Wednesday, Jan 16, 2008

A recent column by Tyler Cowen (of Marginal Revolution fame) in the New York TImes caused a little flap in the econoblogosphere recently about whether lenders or borrowers are more to blame for the recent credit crisis/subprime meltdown/imminent recession. Inhis piece, a sort of year end wrap up of things that surprised economists, Cowen offered this
item:


IT’S NOT JUST THE LENDERS
There has been plenty of talk about “predatory lending,” but “predatory borrowing” may have been the bigger problem. As much as 70 percent of recent early payment defaults had fraudulent misrepresentations on their original loan applications, according to one recent study. The research was done by BasePoint Analytics, which helps banks and lenders identify fraudulent transactions; the study looked at more than three million loans from 1997 to 2006, with a majority from 2005 to 2006. Applications with misrepresentations were also five times as likely to go into default.
Many of the frauds were simple rather than ingenious. In some cases, borrowers who were asked to state their incomes just lied, sometimes reporting five times actual income; other borrowers falsified income documents by using computers. Too often, mortgage originators and middlemen looked the other way rather than slowing down the process or insisting on adequate documentation of income and assets. As long as housing prices kept rising, it didn’t seem to matter.
In other words, many of the people now losing their homes committed fraud. And when a mortgage goes into default in its first year, the chance is high that there was fraud in the initial application, especially because unemployment in general has been low during the last two years.


Perhaps because this plays faintly echoes a particularly repugnant free-market talking point—caveat emptor ad omnium—or because Cowen was sounding like an apologist for a typically exploitative and greedy industry, Barry Ritholtz of the Big Picture went apoplectic.

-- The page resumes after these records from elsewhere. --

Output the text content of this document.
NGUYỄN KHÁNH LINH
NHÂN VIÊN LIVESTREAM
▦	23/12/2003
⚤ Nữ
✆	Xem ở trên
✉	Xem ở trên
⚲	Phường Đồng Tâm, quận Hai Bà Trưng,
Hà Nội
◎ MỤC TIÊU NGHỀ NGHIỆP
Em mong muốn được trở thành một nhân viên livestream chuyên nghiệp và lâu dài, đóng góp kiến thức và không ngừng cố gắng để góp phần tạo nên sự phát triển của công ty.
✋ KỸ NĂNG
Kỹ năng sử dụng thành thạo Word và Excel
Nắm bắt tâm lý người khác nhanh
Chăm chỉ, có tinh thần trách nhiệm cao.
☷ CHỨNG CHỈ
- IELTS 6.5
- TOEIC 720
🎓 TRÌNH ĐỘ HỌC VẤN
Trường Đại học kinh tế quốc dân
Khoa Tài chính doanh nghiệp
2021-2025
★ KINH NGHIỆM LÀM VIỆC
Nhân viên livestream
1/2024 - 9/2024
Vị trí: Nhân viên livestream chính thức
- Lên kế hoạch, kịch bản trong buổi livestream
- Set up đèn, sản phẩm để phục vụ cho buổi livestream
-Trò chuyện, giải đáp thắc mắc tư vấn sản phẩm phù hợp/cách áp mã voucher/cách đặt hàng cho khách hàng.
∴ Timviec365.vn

Anyone who works in this area knows that the reality of the situation was far more blatant. To begin with, most people are naive when it comes to any financial product. They rely on the experience of the professional they are working with, even if this person is a SALESMAN or another party in an ADVERSARIAL NEGOTIATING ROLE.
I work with many builders and mortgage lenders; I take personal responsibility for a major builder selling much of his company’s stock in 2005 (more than $100 million worth). The rest of the family hated me—for about 6 months. I know how their company works, and I know what they and others in their field do in actuality.
During the hey day of the no-income verification, “No Doc” loans, the builders finance people, as well as other mortgage brokers walked people through the application process. Mr. Cowen writes that “Too often, mortgage originators and middlemen looked the other way.” That’s a rather generous read on it. The reality is that THEY TOLD PEOPLE WHAT INCOME TO WRITE. They used sentences such as “Put down $150k.” OTHER TIMES THEY APPLICANTS LEAVE THE INCOME SPACE BLANK; The reps later conveniently filled in the data on the own.
To claim mortgage originators and middlemen only looked the other way is putting too fine a point on it. THEY WERE ACTIVE COLLABORATORS IN ANY FRAUD. 
Oh, and, don’t take my word for it—find some people from the industry and ask them yourselves. This is a very well known fact amongst real estate agents, mortgage brokers, and builders.


I side with Ritholtz here, because I think in order to commit fraud, you have to understand the meaning of what you are doing, and most people, I’d guess, have no idea what is going on in the midst of the mountains of paperwork necessary to secure a mortgage and buy a house, something we are all led to believe is as fundamental to being an American as pledging allegiance to the flag and eating hamburgers. And unlike the brokers, the borrowers have the loans in their name and ultimately would be held accountable for the lies by having to pay the consequences, while brokers skate away relatively scot-free—at least until they started becoming unemployed—permanently if our society has any justice.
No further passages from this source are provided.